The growing trend of at-home injectables not only sheds light on the financial barriers to beauty treatments but also raises critical questions about the future deployment of these procedures. U.S. law prohibits performing medical procedures or using unapproved products obtained without proper licensing, and the FDA has previously issued warnings against the self-administration of cosmetic injectables. However, the online prevalence of cheap D.I.Y. kits, tools and products imported from Asia means it’s easy to quietly perform these procedures at home. And with financial accessibility remaining a driving force for many, the biggest concern is whether the beauty industry will evolve to provide safer, more affordable and regulated alternatives.

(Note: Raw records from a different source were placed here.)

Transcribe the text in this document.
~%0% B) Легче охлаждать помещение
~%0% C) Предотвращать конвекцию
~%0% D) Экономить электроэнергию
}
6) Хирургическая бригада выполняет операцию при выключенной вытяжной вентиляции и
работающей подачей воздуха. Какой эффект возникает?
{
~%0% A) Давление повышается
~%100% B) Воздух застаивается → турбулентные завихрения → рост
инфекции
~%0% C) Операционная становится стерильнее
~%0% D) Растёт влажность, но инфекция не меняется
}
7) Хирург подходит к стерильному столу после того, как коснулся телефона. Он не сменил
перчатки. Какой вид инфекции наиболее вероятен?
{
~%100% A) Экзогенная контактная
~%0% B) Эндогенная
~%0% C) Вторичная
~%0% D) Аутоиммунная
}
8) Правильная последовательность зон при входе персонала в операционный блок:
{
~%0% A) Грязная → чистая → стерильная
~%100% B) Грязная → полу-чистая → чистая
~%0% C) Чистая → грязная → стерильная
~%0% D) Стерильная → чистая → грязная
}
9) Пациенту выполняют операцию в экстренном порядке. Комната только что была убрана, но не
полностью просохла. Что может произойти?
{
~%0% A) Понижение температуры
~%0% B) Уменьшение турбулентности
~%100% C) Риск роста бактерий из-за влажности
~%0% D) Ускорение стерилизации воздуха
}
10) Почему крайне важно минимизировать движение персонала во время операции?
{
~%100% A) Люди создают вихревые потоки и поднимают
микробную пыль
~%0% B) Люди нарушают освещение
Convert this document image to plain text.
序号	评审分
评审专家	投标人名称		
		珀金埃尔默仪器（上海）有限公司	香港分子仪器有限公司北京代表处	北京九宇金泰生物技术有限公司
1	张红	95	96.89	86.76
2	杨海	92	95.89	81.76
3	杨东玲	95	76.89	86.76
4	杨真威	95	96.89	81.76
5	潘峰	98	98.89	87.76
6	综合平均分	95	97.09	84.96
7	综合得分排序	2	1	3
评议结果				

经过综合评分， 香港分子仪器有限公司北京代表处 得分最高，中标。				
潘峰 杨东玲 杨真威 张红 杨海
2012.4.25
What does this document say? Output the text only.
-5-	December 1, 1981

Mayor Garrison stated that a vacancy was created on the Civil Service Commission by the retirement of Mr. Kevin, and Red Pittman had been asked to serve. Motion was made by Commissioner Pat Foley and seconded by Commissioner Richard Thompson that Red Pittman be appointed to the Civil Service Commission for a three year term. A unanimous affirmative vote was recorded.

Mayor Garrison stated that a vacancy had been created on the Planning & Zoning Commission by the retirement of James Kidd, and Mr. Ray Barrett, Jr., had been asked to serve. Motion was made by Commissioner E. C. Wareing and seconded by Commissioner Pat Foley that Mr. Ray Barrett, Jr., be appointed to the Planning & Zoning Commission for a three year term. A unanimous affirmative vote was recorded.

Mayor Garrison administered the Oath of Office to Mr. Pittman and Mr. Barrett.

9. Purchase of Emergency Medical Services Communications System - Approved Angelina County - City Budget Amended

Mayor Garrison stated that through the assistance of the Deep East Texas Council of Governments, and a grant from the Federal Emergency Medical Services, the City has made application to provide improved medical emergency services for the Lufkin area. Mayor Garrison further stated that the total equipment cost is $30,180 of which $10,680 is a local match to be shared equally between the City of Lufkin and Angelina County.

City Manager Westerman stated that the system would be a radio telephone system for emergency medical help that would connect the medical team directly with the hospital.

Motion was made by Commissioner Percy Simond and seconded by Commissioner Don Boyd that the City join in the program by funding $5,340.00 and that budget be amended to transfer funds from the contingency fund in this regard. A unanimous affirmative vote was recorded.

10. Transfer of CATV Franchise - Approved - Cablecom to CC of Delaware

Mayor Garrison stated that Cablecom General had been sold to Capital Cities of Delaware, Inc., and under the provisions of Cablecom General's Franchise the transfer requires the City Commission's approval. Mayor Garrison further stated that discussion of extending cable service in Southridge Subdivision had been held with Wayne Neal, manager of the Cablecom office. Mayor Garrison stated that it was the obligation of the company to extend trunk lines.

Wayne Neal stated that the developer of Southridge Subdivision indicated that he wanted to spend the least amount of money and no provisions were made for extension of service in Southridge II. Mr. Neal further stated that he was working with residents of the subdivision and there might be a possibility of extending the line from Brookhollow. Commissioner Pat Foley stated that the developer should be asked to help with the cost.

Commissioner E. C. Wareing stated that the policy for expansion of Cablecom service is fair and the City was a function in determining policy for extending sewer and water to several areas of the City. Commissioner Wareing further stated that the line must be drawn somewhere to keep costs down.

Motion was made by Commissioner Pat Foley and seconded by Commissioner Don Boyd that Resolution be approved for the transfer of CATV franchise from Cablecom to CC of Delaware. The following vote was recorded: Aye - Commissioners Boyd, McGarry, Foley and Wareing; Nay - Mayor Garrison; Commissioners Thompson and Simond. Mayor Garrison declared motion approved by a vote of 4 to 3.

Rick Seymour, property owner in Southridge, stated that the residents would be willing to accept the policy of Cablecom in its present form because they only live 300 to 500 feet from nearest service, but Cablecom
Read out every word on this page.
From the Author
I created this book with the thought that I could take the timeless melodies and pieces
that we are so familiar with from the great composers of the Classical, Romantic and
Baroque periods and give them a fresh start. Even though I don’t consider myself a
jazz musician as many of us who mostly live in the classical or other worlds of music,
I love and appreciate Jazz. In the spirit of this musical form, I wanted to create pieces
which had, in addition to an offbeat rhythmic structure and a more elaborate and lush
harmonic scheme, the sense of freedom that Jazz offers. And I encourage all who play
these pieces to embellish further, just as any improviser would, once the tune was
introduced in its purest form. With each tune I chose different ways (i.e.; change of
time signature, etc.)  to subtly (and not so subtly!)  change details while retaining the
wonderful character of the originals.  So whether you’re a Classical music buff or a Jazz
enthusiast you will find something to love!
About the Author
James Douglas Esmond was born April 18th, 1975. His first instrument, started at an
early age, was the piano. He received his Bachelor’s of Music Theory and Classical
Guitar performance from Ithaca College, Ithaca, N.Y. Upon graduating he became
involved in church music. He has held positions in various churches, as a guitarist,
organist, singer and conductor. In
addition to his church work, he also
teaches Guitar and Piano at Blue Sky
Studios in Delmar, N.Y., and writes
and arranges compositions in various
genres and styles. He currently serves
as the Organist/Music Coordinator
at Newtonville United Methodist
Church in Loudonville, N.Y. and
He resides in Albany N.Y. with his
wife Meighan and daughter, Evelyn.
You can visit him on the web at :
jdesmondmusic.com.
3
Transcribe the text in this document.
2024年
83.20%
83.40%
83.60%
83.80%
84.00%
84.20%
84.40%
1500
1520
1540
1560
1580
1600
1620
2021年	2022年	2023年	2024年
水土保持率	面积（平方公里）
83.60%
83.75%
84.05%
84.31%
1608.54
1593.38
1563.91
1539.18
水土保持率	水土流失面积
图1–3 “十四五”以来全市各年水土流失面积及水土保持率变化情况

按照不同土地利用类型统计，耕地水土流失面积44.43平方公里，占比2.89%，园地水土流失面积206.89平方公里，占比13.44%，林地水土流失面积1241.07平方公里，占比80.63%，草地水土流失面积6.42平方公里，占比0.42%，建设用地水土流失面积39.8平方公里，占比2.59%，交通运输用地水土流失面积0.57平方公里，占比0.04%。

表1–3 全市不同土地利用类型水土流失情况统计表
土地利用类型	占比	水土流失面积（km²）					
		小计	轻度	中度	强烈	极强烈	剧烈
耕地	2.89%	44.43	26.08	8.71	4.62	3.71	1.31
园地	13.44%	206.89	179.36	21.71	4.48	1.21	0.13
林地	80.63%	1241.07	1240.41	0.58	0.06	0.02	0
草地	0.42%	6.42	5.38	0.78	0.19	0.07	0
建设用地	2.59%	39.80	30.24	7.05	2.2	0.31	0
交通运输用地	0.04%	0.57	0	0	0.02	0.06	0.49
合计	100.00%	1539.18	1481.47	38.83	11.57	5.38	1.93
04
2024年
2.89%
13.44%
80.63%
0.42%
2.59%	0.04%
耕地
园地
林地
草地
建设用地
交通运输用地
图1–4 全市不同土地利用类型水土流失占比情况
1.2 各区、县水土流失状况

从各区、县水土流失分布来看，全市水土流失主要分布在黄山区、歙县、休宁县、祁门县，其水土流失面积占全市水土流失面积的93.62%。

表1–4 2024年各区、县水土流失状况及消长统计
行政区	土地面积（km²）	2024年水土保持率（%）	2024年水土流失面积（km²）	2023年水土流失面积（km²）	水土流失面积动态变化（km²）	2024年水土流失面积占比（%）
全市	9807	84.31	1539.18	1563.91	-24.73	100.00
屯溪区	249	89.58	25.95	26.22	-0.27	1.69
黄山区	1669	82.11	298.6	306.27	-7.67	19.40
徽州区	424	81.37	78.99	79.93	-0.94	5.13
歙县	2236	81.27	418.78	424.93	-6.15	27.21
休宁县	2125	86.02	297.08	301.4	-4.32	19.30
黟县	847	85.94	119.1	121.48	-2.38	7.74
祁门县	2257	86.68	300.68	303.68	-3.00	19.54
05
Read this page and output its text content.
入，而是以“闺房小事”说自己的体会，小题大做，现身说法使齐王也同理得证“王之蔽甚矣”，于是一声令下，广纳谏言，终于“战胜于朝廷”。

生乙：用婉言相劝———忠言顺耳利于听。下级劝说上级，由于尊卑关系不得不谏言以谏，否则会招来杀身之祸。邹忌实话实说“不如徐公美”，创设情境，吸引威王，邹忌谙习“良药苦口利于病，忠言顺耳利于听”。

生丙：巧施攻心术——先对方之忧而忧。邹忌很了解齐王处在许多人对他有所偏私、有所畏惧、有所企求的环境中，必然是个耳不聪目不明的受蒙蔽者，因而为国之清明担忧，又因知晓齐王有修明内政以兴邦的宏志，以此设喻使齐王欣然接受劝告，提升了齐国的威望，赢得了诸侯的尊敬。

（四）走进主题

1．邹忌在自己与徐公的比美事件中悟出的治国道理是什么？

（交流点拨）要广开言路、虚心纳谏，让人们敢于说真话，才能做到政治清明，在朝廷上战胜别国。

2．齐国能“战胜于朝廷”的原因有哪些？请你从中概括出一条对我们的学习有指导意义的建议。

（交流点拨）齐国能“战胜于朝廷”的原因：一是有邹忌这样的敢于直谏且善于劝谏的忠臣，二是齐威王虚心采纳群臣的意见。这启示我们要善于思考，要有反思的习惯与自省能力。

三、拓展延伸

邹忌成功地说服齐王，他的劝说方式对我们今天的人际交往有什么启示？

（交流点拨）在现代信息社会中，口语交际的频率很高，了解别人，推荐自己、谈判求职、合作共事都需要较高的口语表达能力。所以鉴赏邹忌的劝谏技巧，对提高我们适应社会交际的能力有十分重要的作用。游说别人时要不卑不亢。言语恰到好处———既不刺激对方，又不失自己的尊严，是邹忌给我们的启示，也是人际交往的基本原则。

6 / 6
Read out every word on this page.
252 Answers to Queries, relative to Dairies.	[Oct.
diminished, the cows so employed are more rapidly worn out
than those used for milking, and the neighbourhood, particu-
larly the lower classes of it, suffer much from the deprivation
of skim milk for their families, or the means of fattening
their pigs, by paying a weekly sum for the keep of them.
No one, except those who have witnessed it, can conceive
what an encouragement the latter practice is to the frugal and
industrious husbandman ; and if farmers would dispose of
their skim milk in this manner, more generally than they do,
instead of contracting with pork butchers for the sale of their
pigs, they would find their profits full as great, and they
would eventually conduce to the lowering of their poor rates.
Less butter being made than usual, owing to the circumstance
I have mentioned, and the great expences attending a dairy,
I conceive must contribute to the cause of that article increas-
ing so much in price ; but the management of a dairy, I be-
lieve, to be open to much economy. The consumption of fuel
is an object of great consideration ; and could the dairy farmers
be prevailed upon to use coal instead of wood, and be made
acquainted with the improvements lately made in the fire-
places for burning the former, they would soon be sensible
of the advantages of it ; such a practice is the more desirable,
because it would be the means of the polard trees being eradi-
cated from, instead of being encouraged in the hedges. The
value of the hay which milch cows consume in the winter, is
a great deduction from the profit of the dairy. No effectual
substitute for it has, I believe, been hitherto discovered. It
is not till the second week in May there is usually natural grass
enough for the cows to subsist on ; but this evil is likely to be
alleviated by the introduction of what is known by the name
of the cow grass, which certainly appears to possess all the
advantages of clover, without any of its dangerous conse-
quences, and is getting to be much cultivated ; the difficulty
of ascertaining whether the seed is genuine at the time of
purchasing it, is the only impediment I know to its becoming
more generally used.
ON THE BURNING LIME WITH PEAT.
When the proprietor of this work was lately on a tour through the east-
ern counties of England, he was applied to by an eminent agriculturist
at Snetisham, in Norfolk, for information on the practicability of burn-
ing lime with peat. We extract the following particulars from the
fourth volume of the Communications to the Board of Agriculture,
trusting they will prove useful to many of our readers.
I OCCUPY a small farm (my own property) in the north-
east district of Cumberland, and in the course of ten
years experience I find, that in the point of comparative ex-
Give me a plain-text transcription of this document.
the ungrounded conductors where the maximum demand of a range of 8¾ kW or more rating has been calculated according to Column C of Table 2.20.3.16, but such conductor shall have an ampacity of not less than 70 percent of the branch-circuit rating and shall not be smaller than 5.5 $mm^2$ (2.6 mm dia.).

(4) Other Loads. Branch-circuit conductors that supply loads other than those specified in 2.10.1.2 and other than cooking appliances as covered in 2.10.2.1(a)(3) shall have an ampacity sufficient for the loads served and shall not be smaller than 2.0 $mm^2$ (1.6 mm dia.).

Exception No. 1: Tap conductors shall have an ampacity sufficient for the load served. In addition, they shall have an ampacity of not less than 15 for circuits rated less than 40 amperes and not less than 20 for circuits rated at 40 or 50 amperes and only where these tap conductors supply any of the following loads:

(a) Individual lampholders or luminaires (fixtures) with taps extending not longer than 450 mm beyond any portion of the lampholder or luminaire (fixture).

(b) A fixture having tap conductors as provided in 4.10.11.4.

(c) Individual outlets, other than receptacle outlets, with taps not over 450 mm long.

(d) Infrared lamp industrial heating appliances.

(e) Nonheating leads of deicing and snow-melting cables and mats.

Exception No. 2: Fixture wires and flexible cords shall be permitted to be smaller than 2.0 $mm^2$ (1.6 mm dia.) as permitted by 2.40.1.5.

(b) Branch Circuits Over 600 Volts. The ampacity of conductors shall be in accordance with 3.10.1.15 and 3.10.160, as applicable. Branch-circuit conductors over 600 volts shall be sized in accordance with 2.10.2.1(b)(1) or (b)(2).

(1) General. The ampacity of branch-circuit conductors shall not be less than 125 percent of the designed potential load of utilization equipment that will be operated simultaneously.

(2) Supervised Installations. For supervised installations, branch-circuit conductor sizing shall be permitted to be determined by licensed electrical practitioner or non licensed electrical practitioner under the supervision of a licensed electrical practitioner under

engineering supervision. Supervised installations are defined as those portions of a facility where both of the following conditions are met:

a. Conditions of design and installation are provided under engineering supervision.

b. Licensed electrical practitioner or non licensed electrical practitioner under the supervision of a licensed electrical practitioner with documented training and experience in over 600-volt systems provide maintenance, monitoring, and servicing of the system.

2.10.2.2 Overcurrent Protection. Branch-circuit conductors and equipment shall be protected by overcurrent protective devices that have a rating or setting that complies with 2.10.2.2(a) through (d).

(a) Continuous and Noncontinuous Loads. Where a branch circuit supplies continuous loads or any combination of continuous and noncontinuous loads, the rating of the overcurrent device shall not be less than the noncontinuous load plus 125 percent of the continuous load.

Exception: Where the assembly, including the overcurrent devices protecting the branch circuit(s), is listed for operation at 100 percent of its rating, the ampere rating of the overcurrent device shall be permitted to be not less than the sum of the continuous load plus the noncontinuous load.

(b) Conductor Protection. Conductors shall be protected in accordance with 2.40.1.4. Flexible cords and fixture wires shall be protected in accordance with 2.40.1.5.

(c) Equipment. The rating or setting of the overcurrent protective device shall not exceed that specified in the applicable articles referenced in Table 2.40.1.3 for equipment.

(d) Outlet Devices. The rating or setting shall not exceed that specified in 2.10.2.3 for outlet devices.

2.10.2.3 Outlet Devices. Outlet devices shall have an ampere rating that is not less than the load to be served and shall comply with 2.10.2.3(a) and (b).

In the meantime, experts agree that self-administration isn't the way, especially without proper medical training and oversight. But that’s unlikely to stop D.I.Y. injectors including Kirstin, who admits she didn’t feel the need for filler until seeing what was going around social media.
“When I decided to do it several months later, it was because I liked the idea of looking like I had some work done and could afford to do it,” she says. “It’s especially satisfying when I achieve good results doing something I ‘shouldn’t’ do myself.”
Now, the only question left is whether she should.